2.4 Per 1 december 2015 heeft Verzekeraar aan Consument een volledige premievrijstelling verleend omdat Consument 80 – 100 % arbeidsongeschiktheid was. Per die datum heeft Verzekeraar de betaling van provisie aan de tussenpersoon beëindigd.
2.5 De verzekering is per 1 juni 2017 op verzoek van Consument afgekocht. Verzekeraar heeft onverplicht tot 1 augustus 2017 de arbeidsongeschiktheidsrente aan Consument betaald.
2.6 Op 3 juli 2017 heeft de tussenpersoon mede namens Consument schriftelijk een klacht bij de directie van Verzekeraar ingediend. In de betreffende brief is het volgende te lezen:
“(…)
Volledige premievrijstelling houdt in de volledige premie en niet de premie minus de provisiebeloning van het intermediair. De zorgplicht van [Bedrijfsnaam tussenpersoon] houdt n.l. niet op met volledige premievrijstelling van deze pensioenpolis die voor een onbepaald deel deel uitmaakt van een in eigen beheer gehouden pensioenregeling. Conform de dienstenwijzer van [Bedrijfsnaam tussenpersoon] (zie inzet hieronder) wordt ontvangen provisie verrekend met de adviesnota’s aan de [naam Consument] voor zijn pensioenregeling. Door de provisie niet langer uit te betalen doet u begunstigde tekort en geniet hij als het ware geen korting meer op de nota’s van [Bedrijfsnaam tussenpersoon].

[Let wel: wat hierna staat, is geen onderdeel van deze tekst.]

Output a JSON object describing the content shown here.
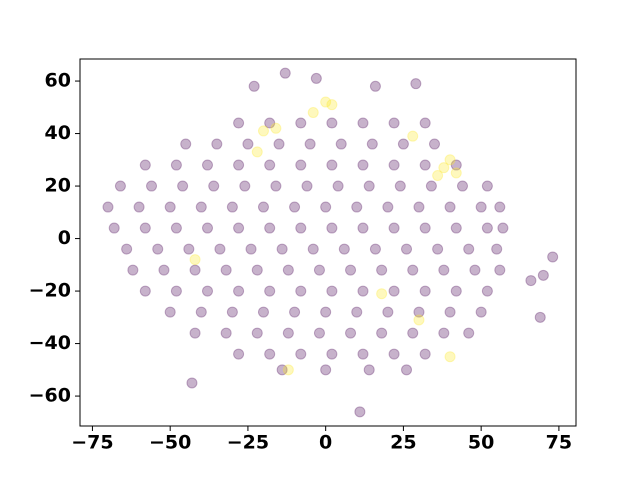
{
  "chart_data": {
    "type": "scatter",
    "xlim": [
      -79,
      80.5
    ],
    "ylim": [
      -71.4,
      68.4
    ],
    "xticks": [
      {
        "value": -75,
        "label": "−75"
      },
      {
        "value": -50,
        "label": "−50"
      },
      {
        "value": -25,
        "label": "−25"
      },
      0,
      25,
      50,
      75
    ],
    "yticks": [
      {
        "value": -60,
        "label": "−60"
      },
      {
        "value": -40,
        "label": "−40"
      },
      {
        "value": -20,
        "label": "−20"
      },
      0,
      20,
      40,
      60
    ],
    "opacity": 0.3,
    "series": [
      {
        "color": "#440154",
        "x": [
          -28,
          -18,
          -8,
          2,
          12,
          22,
          32,
          -45,
          -35,
          -25,
          -15,
          -5,
          5,
          15,
          25,
          35,
          -58,
          -48,
          -38,
          -28,
          -18,
          -8,
          2,
          12,
          22,
          32,
          42,
          -66,
          -56,
          -46,
          -36,
          -26,
          -16,
          -6,
          4,
          14,
          24,
          34,
          44,
          52,
          -70,
          -60,
          -50,
          -40,
          -30,
          -20,
          -10,
          0,
          10,
          20,
          30,
          40,
          50,
          56,
          -68,
          -58,
          -48,
          -38,
          -28,
          -18,
          -8,
          2,
          12,
          22,
          32,
          42,
          52,
          57,
          -64,
          -54,
          -44,
          -34,
          -24,
          -14,
          -4,
          6,
          16,
          26,
          36,
          46,
          55,
          -62,
          -52,
          -42,
          -32,
          -22,
          -12,
          -2,
          8,
          18,
          28,
          38,
          48,
          56,
          -58,
          -48,
          -38,
          -28,
          -18,
          -8,
          2,
          12,
          22,
          32,
          42,
          52,
          -50,
          -40,
          -30,
          -20,
          -10,
          0,
          10,
          20,
          30,
          40,
          50,
          -42,
          -32,
          -22,
          -12,
          -2,
          8,
          18,
          28,
          38,
          46,
          -28,
          -18,
          -8,
          2,
          12,
          22,
          32,
          -14,
          0,
          14,
          26,
          -43,
          11,
          -23,
          -13,
          -3,
          16,
          29,
          70,
          73,
          66,
          69
        ],
        "values": [
          44,
          44,
          44,
          44,
          44,
          44,
          44,
          36,
          36,
          36,
          36,
          36,
          36,
          36,
          36,
          36,
          28,
          28,
          28,
          28,
          28,
          28,
          28,
          28,
          28,
          28,
          28,
          20,
          20,
          20,
          20,
          20,
          20,
          20,
          20,
          20,
          20,
          20,
          20,
          20,
          12,
          12,
          12,
          12,
          12,
          12,
          12,
          12,
          12,
          12,
          12,
          12,
          12,
          12,
          4,
          4,
          4,
          4,
          4,
          4,
          4,
          4,
          4,
          4,
          4,
          4,
          4,
          4,
          -4,
          -4,
          -4,
          -4,
          -4,
          -4,
          -4,
          -4,
          -4,
          -4,
          -4,
          -4,
          -4,
          -12,
          -12,
          -12,
          -12,
          -12,
          -12,
          -12,
          -12,
          -12,
          -12,
          -12,
          -12,
          -12,
          -20,
          -20,
          -20,
          -20,
          -20,
          -20,
          -20,
          -20,
          -20,
          -20,
          -20,
          -20,
          -28,
          -28,
          -28,
          -28,
          -28,
          -28,
          -28,
          -28,
          -28,
          -28,
          -28,
          -36,
          -36,
          -36,
          -36,
          -36,
          -36,
          -36,
          -36,
          -36,
          -36,
          -44,
          -44,
          -44,
          -44,
          -44,
          -44,
          -44,
          -50,
          -50,
          -50,
          -50,
          -55,
          -66,
          58,
          63,
          61,
          58,
          59,
          -14,
          -7,
          -16,
          -30
        ]
      },
      {
        "color": "#fde725",
        "x": [
          -22,
          -20,
          -16,
          -4,
          0,
          2,
          38,
          40,
          42,
          36,
          40,
          -12,
          -42,
          18,
          30,
          28
        ],
        "values": [
          33,
          41,
          42,
          48,
          52,
          51,
          27,
          30,
          25,
          24,
          -45,
          -50,
          -8,
          -21,
          -31,
          39
        ]
      }
    ]
  }
}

Ik verzoek u dan ook met terugwerkende kracht deze provisie uit te betalen of een voor toetsing vatbaar standpunt in te nemen door een externe arbiter.
(…)”
2.7 Bij brief van 27 juli 2017 heeft Verzekeraar onder meer het volgende aan de tussenpersoon geantwoord:
“(…)
Premievrijstelling en doorlopende provisie
Doorlopende provisie wordt op grond van de provisieregeling niet toegekend over het deel van de premie waarvoor premievrijstelling is toegekend. Het feit dat u geen doorlopende provisie ontvangt en/of het feit dat [naam Consument] nu (meer) advieskosten aan u is verschuldigd betekent niet dat [naam Verzekeraar] de premievrijstelling onjuist uitvoert.
(…)
De verrekening van beloning inzake de doorlopende provisie is een beloningsafspraak tussen u en [naam Verzekeraar]. U maakt vervolgens zelf de overweging om de niet ontvangen provisie wel
direct door te berekenen richting de klant. Dit is echter een voortvloeisel uit de beschrijving van uw eigen dienstverleningsdocument, verwoord aan de klant.
Besluit
Op basis van het bovenstaande wijzen wij uw verzoek tot het met terugwerkende kracht vergoeden van de doorlopende provisie af. [naam Verzekeraar] is geen partij in de dienstverlening en verrekening tussen van u naar [naam Consument].
(…)”.
Verzekeraar heeft dit standpunt nadien gehandhaafd.
3. Vordering, klacht en verweer
Vordering Consument
3.1 Consument vordert van Verzekeraar een nabetaling van niet uitbetaalde provisie over de periode van 1 december 2015 tot 1 juni 2017, door Consument geraamd op een bedrag van
€ 1.098,72 afgerond € 1.099,00. Tevens vordert Consument de wettelijke rente over dit bedrag sinds 1 december 2015.
Grondslagen en argumenten daarvoor
3.2 Deze vordering steunt, kort en zakelijk weergegeven, op de volgende grondslag. Consument stelt dat Verzekeraar toerekenbaar is tekortgeschoten in de nakoming van zijn contractuele verplichtingen. Consument voert hiertoe de volgende argumenten aan.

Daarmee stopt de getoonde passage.